Монашка долго стояла в дверях кузницы — дивилась работе кузнецов. Сенька Сокол — высокий, плечистый, с золотистой бородкой — бил молотом крепко и лихо пел песни. Монашка брякнула медной кружкой для сбора милостыни, поклонилась, певучим голосом попросила:

— Милостивцы, подайте на построение храма.

Сокол вскинул быстрые глаза и опустил молот. Монашка потупилась. «Ай да краса-девка!» — ахнул про себя молотобоец. Старый коваль дед Поруха, хромоногий, с приплюснутым носом, шагнул к монашке, взмахнул черными от сажи руками.

— Кш… кш… Кто ты, и отколь мы деньги тебе возьмем? — Он загляделся на монашку. — Эй, молодка, иди в наш монастырь, у нас много холостых…

Монашка смиренно перенесла обиду. Сеньку охватило непонятное томление; он не мог оторвать глаз от черноглазой побирушки. Дед Поруха сметил это и пошутил над парнем: «Кот Евстафий покаялся, постригся, посхимился, а все мышей во сне видит».
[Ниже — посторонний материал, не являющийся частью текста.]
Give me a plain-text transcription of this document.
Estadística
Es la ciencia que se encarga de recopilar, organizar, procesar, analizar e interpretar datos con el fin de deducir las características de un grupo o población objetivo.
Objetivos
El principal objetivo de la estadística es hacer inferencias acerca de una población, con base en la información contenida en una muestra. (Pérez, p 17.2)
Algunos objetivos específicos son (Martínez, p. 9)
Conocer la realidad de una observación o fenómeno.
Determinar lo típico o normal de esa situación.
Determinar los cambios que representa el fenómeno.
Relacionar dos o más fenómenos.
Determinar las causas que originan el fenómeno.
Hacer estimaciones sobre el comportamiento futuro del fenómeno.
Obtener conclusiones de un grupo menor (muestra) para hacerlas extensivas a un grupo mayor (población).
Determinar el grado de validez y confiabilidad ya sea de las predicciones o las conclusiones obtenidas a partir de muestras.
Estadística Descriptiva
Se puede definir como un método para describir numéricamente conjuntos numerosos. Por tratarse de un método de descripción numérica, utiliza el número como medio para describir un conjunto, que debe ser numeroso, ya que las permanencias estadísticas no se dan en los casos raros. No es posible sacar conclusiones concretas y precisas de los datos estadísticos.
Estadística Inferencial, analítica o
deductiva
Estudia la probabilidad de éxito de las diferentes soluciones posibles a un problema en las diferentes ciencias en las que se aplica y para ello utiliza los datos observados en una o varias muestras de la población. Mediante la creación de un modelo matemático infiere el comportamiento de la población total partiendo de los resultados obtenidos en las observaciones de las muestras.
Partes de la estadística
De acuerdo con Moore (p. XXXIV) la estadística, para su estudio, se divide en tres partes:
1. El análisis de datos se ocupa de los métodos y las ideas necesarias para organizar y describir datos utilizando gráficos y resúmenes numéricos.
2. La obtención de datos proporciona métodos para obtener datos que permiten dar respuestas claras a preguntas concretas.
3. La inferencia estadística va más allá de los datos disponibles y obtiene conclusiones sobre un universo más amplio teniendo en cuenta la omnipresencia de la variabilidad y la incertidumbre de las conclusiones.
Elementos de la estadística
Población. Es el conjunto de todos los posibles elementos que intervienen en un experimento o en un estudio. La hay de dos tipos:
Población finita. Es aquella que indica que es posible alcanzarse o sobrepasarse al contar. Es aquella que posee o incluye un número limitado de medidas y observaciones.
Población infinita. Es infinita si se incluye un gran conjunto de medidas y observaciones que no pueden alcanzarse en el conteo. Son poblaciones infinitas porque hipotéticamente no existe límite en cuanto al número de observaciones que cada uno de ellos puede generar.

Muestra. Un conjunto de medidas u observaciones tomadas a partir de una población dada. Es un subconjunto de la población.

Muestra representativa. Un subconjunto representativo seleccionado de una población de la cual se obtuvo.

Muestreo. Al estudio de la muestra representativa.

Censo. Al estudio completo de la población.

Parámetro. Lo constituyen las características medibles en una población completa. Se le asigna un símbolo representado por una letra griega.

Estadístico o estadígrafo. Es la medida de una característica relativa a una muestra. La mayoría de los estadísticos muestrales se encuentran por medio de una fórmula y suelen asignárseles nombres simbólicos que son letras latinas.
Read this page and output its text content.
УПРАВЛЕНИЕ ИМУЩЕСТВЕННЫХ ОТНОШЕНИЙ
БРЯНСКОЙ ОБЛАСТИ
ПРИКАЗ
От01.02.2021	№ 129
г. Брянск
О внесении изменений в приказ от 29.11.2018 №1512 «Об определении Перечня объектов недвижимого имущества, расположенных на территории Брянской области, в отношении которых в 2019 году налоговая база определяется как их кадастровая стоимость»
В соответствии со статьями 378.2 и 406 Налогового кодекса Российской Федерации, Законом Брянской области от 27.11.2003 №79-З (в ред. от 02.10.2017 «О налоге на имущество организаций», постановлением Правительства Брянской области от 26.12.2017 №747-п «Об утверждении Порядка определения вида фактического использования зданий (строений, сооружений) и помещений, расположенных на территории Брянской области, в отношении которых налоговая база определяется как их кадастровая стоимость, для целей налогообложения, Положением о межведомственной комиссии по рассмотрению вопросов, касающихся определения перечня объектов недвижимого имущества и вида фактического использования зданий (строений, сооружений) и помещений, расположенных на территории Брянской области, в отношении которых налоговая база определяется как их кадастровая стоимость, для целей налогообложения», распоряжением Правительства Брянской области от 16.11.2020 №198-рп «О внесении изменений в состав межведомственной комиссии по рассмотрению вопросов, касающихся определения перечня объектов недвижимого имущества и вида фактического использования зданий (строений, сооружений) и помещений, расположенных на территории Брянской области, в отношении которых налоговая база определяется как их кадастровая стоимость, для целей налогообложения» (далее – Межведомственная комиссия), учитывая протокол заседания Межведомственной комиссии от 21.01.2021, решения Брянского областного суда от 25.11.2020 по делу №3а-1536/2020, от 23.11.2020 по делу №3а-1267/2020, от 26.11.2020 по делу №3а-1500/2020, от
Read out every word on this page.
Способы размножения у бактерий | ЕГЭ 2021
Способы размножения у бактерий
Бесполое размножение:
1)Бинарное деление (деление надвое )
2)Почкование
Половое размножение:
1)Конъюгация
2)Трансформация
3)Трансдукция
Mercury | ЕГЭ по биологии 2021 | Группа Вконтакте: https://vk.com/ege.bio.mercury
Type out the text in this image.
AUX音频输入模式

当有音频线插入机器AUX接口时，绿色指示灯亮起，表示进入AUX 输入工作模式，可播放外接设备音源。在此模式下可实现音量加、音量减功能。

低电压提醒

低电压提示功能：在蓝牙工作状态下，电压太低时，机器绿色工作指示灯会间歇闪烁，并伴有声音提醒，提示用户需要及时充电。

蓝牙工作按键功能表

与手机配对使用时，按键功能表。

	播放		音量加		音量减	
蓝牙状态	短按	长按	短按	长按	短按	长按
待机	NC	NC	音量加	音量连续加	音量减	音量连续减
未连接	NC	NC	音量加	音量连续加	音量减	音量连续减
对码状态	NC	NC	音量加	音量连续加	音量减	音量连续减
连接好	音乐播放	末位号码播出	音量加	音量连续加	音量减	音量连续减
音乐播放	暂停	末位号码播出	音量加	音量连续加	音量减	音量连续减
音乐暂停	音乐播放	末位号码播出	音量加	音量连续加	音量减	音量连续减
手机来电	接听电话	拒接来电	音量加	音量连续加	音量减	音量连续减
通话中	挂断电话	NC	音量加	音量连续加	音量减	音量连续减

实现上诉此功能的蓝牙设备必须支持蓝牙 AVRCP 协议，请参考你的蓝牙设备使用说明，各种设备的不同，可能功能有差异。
Сокол зло бросил молот наземь.

— Что к прохожему человеку пристал? — сказал он сердито, шагнул вперед и, вынув из кармана портов алтын, подал монашке.

Монашка протянула руку, щеки зарделись. И тут взгляды их встретились. На сердце парня стало сладко и тоскливо. У монашки задрожали руки, когда брала алтын.

Сборщица ушла, но весь день Сеньке мерещился ее взгляд; чтобы забыться, он нажимал на работу, звонко пело железо под его тяжелым молотом. В горнах плясало синеватое пламя; раздувая сыромятные мехи, дед Поруха думал: «Ишь растревожила монашка парня. В такие годы кровь нежданно закипает…»

Монашка прошла в демидовские хоромы и там на кухне столкнулась с молодой хозяйкой. Дунька в цветном сарафанчике, лицо потное, проворно шаркала в печке ухватами — мелькали только локти молодайки. Крепка и румяна Дунька; монашка загляделась на нее.

Женка поставила кочергу в угол:

— Ты што, явленная?

Монашка учтиво поклонилась:

— На построение божьего храма…

Молодайка зорко оглядела монашку с головы до пят, обрадовалась:

— Эх, и здоровущая девка ты! Только и работать такой! Оставайся у нас, полы в чуланах вымоешь — на построение и без тебя соберут.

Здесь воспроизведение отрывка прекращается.